Unintended consequences. While all those deductions will reduce your taxes, they may have unintended consequences in other areas. The amount you can deduct for retirement savings, for example, is based on your income after expenses; reduce your income too much, and there will be little left to contribute to your tax-deferred retirement account.
If you are used to contributing the maximum to your 401(k) account — $16,500 this year — and getting a match from an employer, you’ll need a fair bit of net income in your new business to be able to contribute an equal amount under one of the various IRS-allowed retirement-plan options, such as a Keogh account or a SEP-IRA. (On the flip side, if you are very successful, you may be able to put as much as $46,000 in a tax-deferred retirement account.)
Mortgage troubles. If you are planning to buy a home or refinance your current one, lenders will look at your earnings after expenses — not your gross income — to calculate what you are able to pay. Two years ago, self-employed people could get a mortgage with little or no documentation by simply stating their income, and some might still be able to do that today with a down payment of 30% or more of the purchase price.

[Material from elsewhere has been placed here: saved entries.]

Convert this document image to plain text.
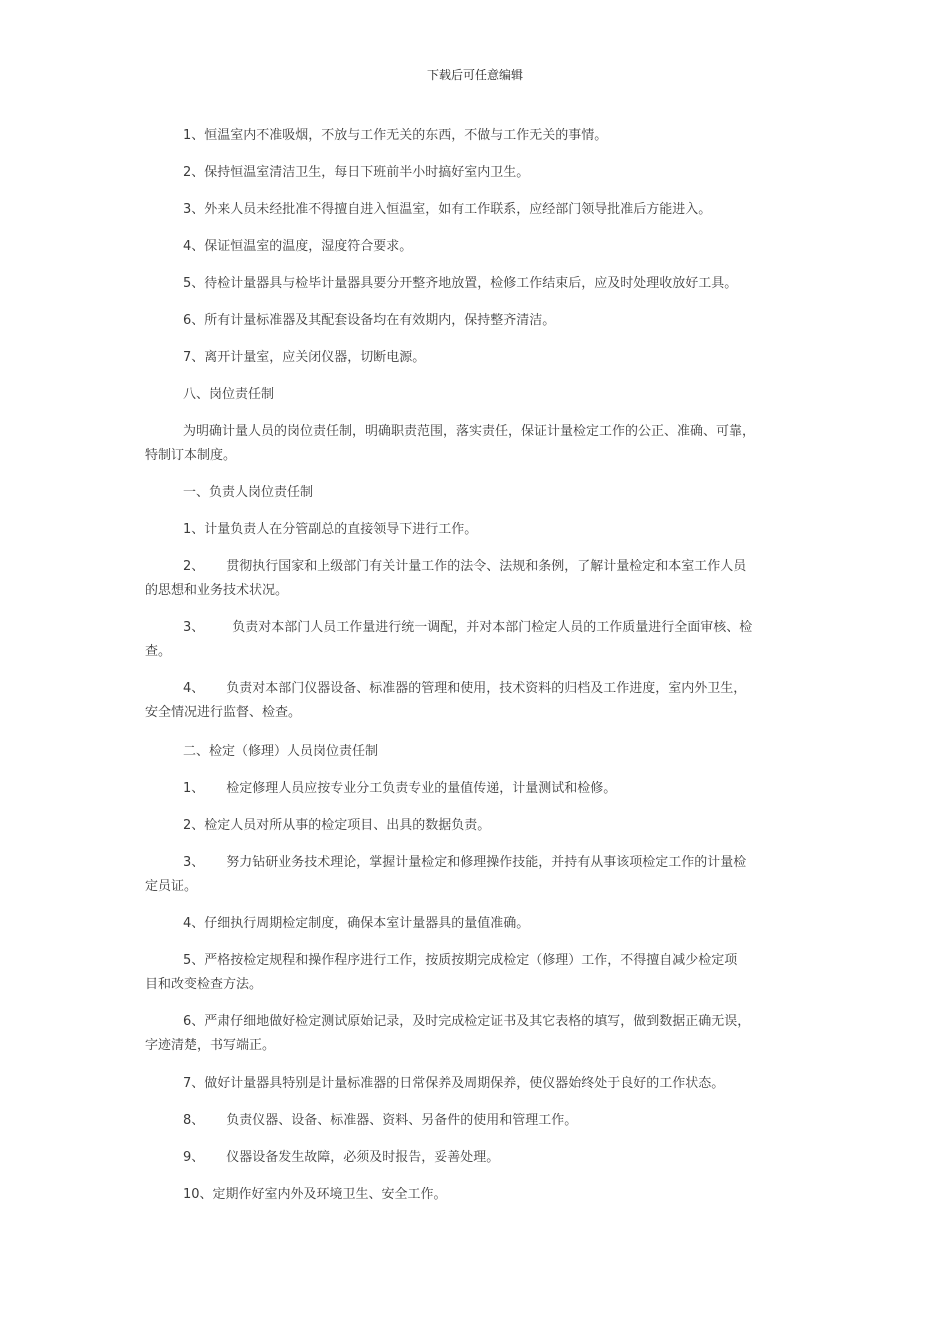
下载后可任意编辑

1、恒温室内不准吸烟，不放与工作无关的东西，不做与工作无关的事情。

2、保持恒温室清洁卫生，每日下班前半小时搞好室内卫生。

3、外来人员未经批准不得擅自进入恒温室，如有工作联系，应经部门领导批准后方能进入。

4、保证恒温室的温度，湿度符合要求。

5、待检计量器具与检毕计量器具要分开整齐地放置，检修工作结束后，应及时处理收放好工具。

6、所有计量标准器及其配套设备均在有效期内，保持整齐清洁。

7、离开计量室，应关闭仪器，切断电源。

八、岗位责任制

为明确计量人员的岗位责任制，明确职责范围，落实责任，保证计量检定工作的公正、准确、可靠，
特制订本制度。

一、负责人岗位责任制

1、计量负责人在分管副总的直接领导下进行工作。

2、 贯彻执行国家和上级部门有关计量工作的法令、法规和条例，了解计量检定和本室工作人员
的思想和业务技术状况。

3、 负责对本部门人员工作量进行统一调配，并对本部门检定人员的工作质量进行全面审核、检
查。

4、 负责对本部门仪器设备、标准器的管理和使用，技术资料的归档及工作进度，室内外卫生，
安全情况进行监督、检查。

二、检定（修理）人员岗位责任制

1、 检定修理人员应按专业分工负责专业的量值传递，计量测试和检修。

2、检定人员对所从事的检定项目、出具的数据负责。

3、 努力钻研业务技术理论，掌握计量检定和修理操作技能，并持有从事该项检定工作的计量检
定员证。

4、仔细执行周期检定制度，确保本室计量器具的量值准确。

5、严格按检定规程和操作程序进行工作，按质按期完成检定（修理）工作，不得擅自减少检定项
目和改变检查方法。

6、严肃仔细地做好检定测试原始记录，及时完成检定证书及其它表格的填写，做到数据正确无误，
字迹清楚，书写端正。

7、做好计量器具特别是计量标准器的日常保养及周期保养，使仪器始终处于良好的工作状态。

8、 负责仪器、设备、标准器、资料、另备件的使用和管理工作。

9、 仪器设备发生故障，必须及时报告，妥善处理。

10、定期作好室内外及环境卫生、安全工作。
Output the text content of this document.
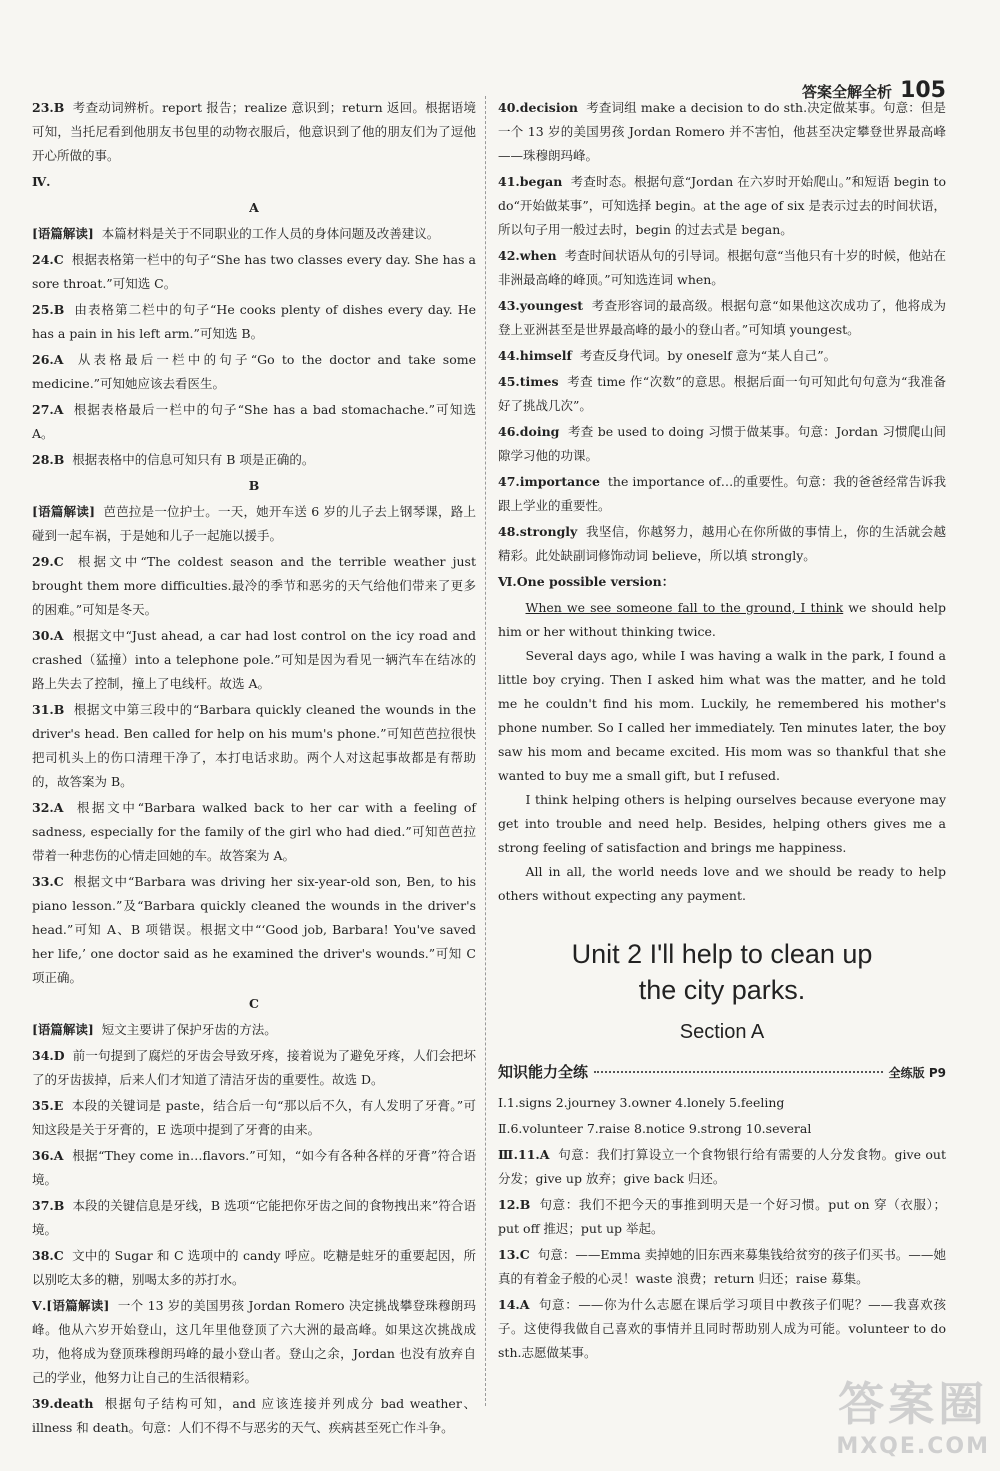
答案全解全析 105
23.B 考查动词辨析。report 报告；realize 意识到；return 返回。根据语境可知，当托尼看到他朋友书包里的动物衣服后，他意识到了他的朋友们为了逗他开心所做的事。
Ⅳ.
A
[语篇解读] 本篇材料是关于不同职业的工作人员的身体问题及改善建议。
24.C 根据表格第一栏中的句子“She has two classes every day. She has a sore throat.”可知选 C。
25.B 由表格第二栏中的句子“He cooks plenty of dishes every day. He has a pain in his left arm.”可知选 B。
26.A 从表格最后一栏中的句子“Go to the doctor and take some medicine.”可知她应该去看医生。
27.A 根据表格最后一栏中的句子“She has a bad stomachache.”可知选 A。
28.B 根据表格中的信息可知只有 B 项是正确的。
B
[语篇解读] 芭芭拉是一位护士。一天，她开车送 6 岁的儿子去上钢琴课，路上碰到一起车祸，于是她和儿子一起施以援手。
29.C 根据文中“The coldest season and the terrible weather just brought them more difficulties.最冷的季节和恶劣的天气给他们带来了更多的困难。”可知是冬天。
30.A 根据文中“Just ahead, a car had lost control on the icy road and crashed（猛撞）into a telephone pole.”可知是因为看见一辆汽车在结冰的路上失去了控制，撞上了电线杆。故选 A。
31.B 根据文中第三段中的“Barbara quickly cleaned the wounds in the driver's head. Ben called for help on his mum's phone.”可知芭芭拉很快把司机头上的伤口清理干净了，本打电话求助。两个人对这起事故都是有帮助的，故答案为 B。
32.A 根据文中“Barbara walked back to her car with a feeling of sadness, especially for the family of the girl who had died.”可知芭芭拉带着一种悲伤的心情走回她的车。故答案为 A。
33.C 根据文中“Barbara was driving her six-year-old son, Ben, to his piano lesson.”及“Barbara quickly cleaned the wounds in the driver's head.”可知 A、B 项错误。根据文中“‘Good job, Barbara! You've saved her life,’ one doctor said as he examined the driver's wounds.”可知 C 项正确。
C
[语篇解读] 短文主要讲了保护牙齿的方法。
34.D 前一句提到了腐烂的牙齿会导致牙疼，接着说为了避免牙疼，人们会把坏了的牙齿拔掉，后来人们才知道了清洁牙齿的重要性。故选 D。
35.E 本段的关键词是 paste，结合后一句“那以后不久，有人发明了牙膏。”可知这段是关于牙膏的，E 选项中提到了牙膏的由来。
36.A 根据“They come in…flavors.”可知，“如今有各种各样的牙膏”符合语境。
37.B 本段的关键信息是牙线，B 选项“它能把你牙齿之间的食物拽出来”符合语境。
38.C 文中的 Sugar 和 C 选项中的 candy 呼应。吃糖是蛀牙的重要起因，所以别吃太多的糖，别喝太多的苏打水。
Ⅴ.[语篇解读] 一个 13 岁的美国男孩 Jordan Romero 决定挑战攀登珠穆朗玛峰。他从六岁开始登山，这几年里他登顶了六大洲的最高峰。如果这次挑战成功，他将成为登顶珠穆朗玛峰的最小登山者。登山之余，Jordan 也没有放弃自己的学业，他努力让自己的生活很精彩。
39.death 根据句子结构可知，and 应该连接并列成分 bad weather、illness 和 death。句意：人们不得不与恶劣的天气、疾病甚至死亡作斗争。
40.decision 考查词组 make a decision to do sth.决定做某事。句意：但是一个 13 岁的美国男孩 Jordan Romero 并不害怕，他甚至决定攀登世界最高峰——珠穆朗玛峰。
41.began 考查时态。根据句意“Jordan 在六岁时开始爬山。”和短语 begin to do“开始做某事”，可知选择 begin。at the age of six 是表示过去的时间状语，所以句子用一般过去时，begin 的过去式是 began。
42.when 考查时间状语从句的引导词。根据句意“当他只有十岁的时候，他站在非洲最高峰的峰顶。”可知选连词 when。
43.youngest 考查形容词的最高级。根据句意“如果他这次成功了，他将成为登上亚洲甚至是世界最高峰的最小的登山者。”可知填 youngest。
44.himself 考查反身代词。by oneself 意为“某人自己”。
45.times 考查 time 作“次数”的意思。根据后面一句可知此句句意为“我准备好了挑战几次”。
46.doing 考查 be used to doing 习惯于做某事。句意：Jordan 习惯爬山间隙学习他的功课。
47.importance the importance of…的重要性。句意：我的爸爸经常告诉我跟上学业的重要性。
48.strongly 我坚信，你越努力，越用心在你所做的事情上，你的生活就会越精彩。此处缺副词修饰动词 believe，所以填 strongly。
Ⅵ.One possible version：

When we see someone fall to the ground, I think we should help him or her without thinking twice.

Several days ago, while I was having a walk in the park, I found a little boy crying. Then I asked him what was the matter, and he told me he couldn't find his mom. Luckily, he remembered his mother's phone number. So I called her immediately. Ten minutes later, the boy saw his mom and became excited. His mom was so thankful that she wanted to buy me a small gift, but I refused.

I think helping others is helping ourselves because everyone may get into trouble and need help. Besides, helping others gives me a strong feeling of satisfaction and brings me happiness.

All in all, the world needs love and we should be ready to help others without expecting any payment.

Unit 2 I'll help to clean up
the city parks.
Section A
知识能力全练	全练版 P9
Ⅰ.1.signs 2.journey 3.owner 4.lonely 5.feeling
Ⅱ.6.volunteer 7.raise 8.notice 9.strong 10.several
Ⅲ.11.A 句意：我们打算设立一个食物银行给有需要的人分发食物。give out 分发；give up 放弃；give back 归还。
12.B 句意：我们不把今天的事推到明天是一个好习惯。put on 穿（衣服）；put off 推迟；put up 举起。
13.C 句意：——Emma 卖掉她的旧东西来募集钱给贫穷的孩子们买书。——她真的有着金子般的心灵！waste 浪费；return 归还；raise 募集。
14.A 句意：——你为什么志愿在课后学习项目中教孩子们呢？——我喜欢孩子。这使得我做自己喜欢的事情并且同时帮助别人成为可能。volunteer to do sth.志愿做某事。
答案圈
MXQE.COM
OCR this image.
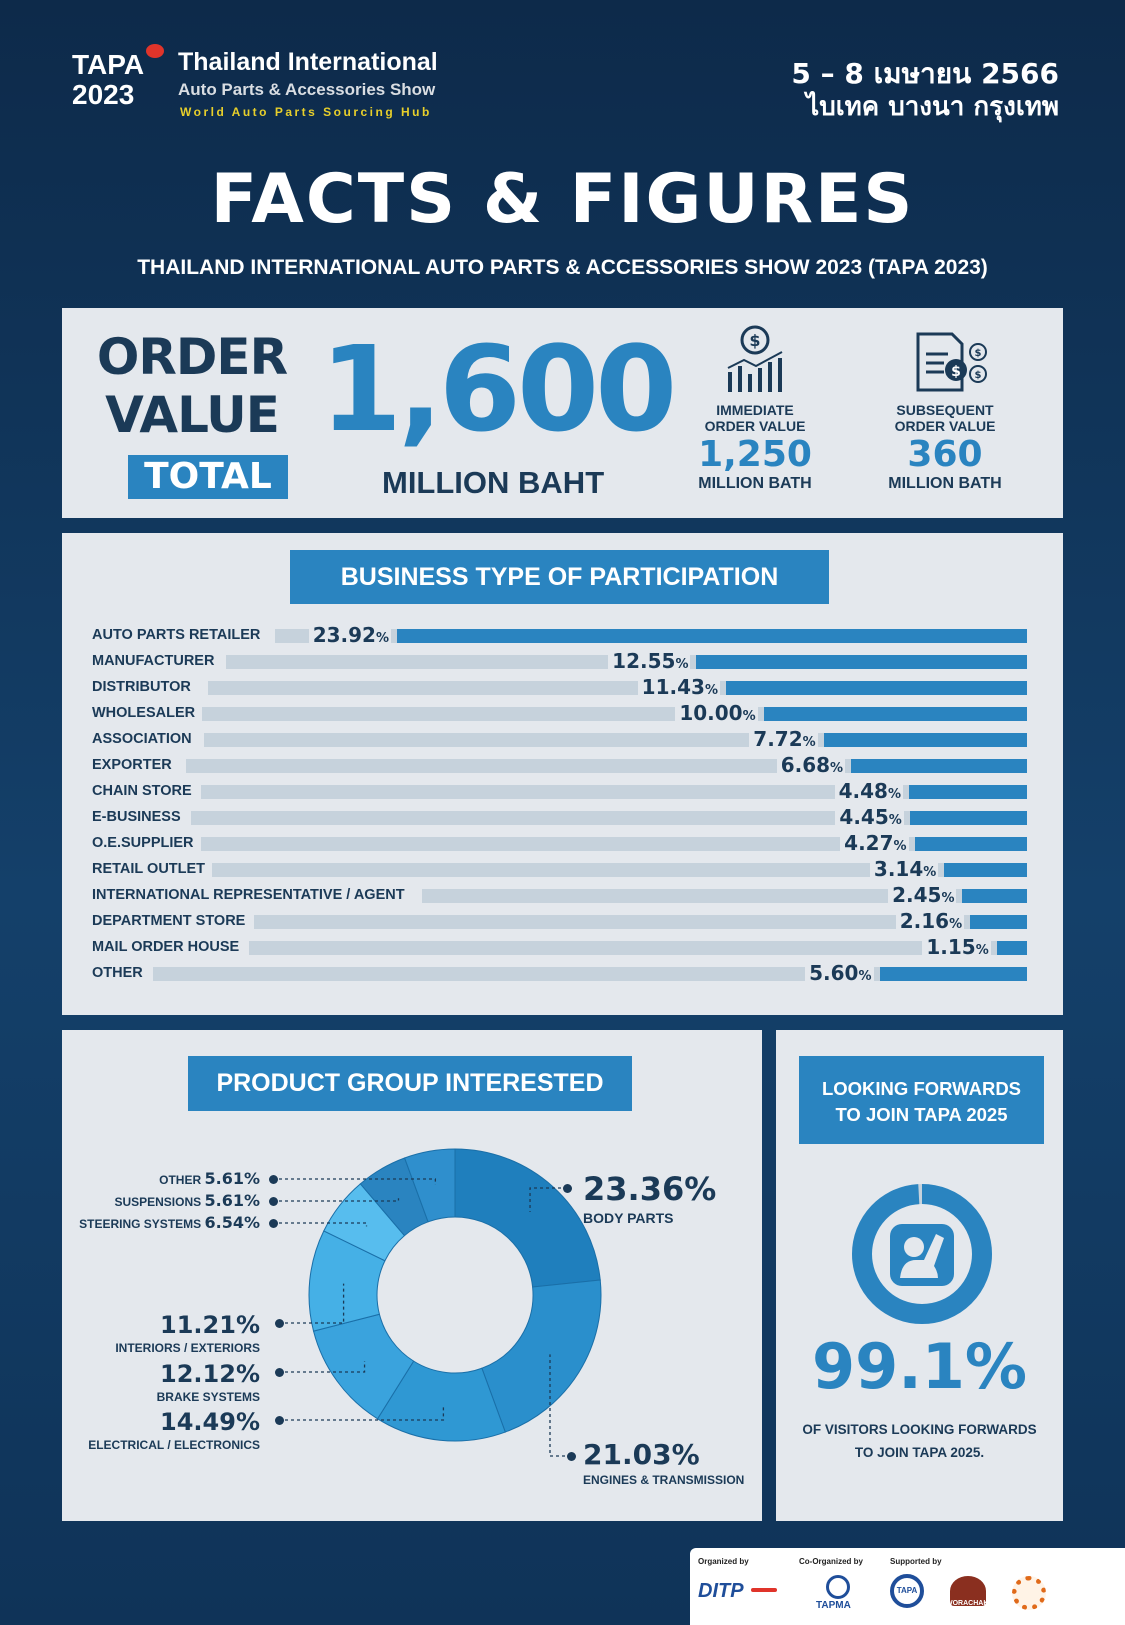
TAPA
2023
Thailand International
Auto Parts & Accessories Show
World Auto Parts Sourcing Hub
5 – 8 เมษายน 2566
ไบเทค บางนา กรุงเทพ
FACTS & FIGURES
THAILAND INTERNATIONAL AUTO PARTS & ACCESSORIES SHOW 2023 (TAPA 2023)
ORDER
VALUE
TOTAL
1,600
MILLION BAHT
$
IMMEDIATE
ORDER VALUE
1,250
MILLION BATH
$
$
$
SUBSEQUENT
ORDER VALUE
360
MILLION BATH
BUSINESS TYPE OF PARTICIPATION
AUTO PARTS RETAILER	23.92%
MANUFACTURER	12.55%
DISTRIBUTOR	11.43%
WHOLESALER	10.00%
ASSOCIATION	7.72%
EXPORTER	6.68%
CHAIN STORE	4.48%
E-BUSINESS	4.45%
O.E.SUPPLIER	4.27%
RETAIL OUTLET	3.14%
INTERNATIONAL REPRESENTATIVE / AGENT	2.45%
DEPARTMENT STORE	2.16%
MAIL ORDER HOUSE	1.15%
OTHER	5.60%
PRODUCT GROUP INTERESTED
23.36%
BODY PARTS
21.03%
ENGINES & TRANSMISSION
14.49%
ELECTRICAL / ELECTRONICS
12.12%
BRAKE SYSTEMS
11.21%
INTERIORS / EXTERIORS
STEERING SYSTEMS 6.54%
SUSPENSIONS 5.61%
OTHER 5.61%
LOOKING FORWARDS
TO JOIN TAPA 2025
99.1%
OF VISITORS LOOKING FORWARDS
TO JOIN TAPA 2025.
Organized by	Co-Organized by	Supported by
DITP
TAPMA
TAPA
WORACHAK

But for the most part, lenders want at least two years of tax returns to prove your earnings. Even then, says Michael Daversa of Atlantic Residential Mortgage in Westport, Conn., some lenders will average the last two years’ income, while others will count only 75% of a self-employed person’s income, assuming that business could fall off this year.
Car loans and credit cards, which are based primarily on your credit score, are less likely to be affected by your new job status. Still, Emily Peters, a credit analyst at Credit.com, a credit-card information and comparison Web site, says that you should be aware that your business credit card will show up in your credit report along with your personal cards, even if it has the company name on it.
Ensuring protection. One of the bigger new costs of your new gig may be insurance. You’ll need health insurance if your spouse or partner doesn’t already have it. Look first to see if trade groups or church affiliations have group plans that you can join.
Cara Lovenson of Plan Professionals Inc., an insurance agency in New York City, says sole-proprietor plans are hard to get and expensive — perhaps $400 a month for an individual plan and $1,200 or more for the family — with higher deductibles and less coverage than a typical corporate plan.
You may also want professional liability insurance and, if you have an office, a policy to protect you in case of fire or other catastrophe. Disability insurance will protect you if you are unable to work, but it can be costly and will be hard to get until you can prove your income.
Hiring headaches. Accountants and financial planners say your job will grow far more complicated once you start hiring extra help. While health-insurance plans are more plentiful if you have two or more employees, you will also have to pay half the Social Security and Medicare for your workers, withhold federal taxes and decide whether to offer retirement or other benefits. In addition, you’ll need to pay for workers’ compensation insurance and state unemployment insurance.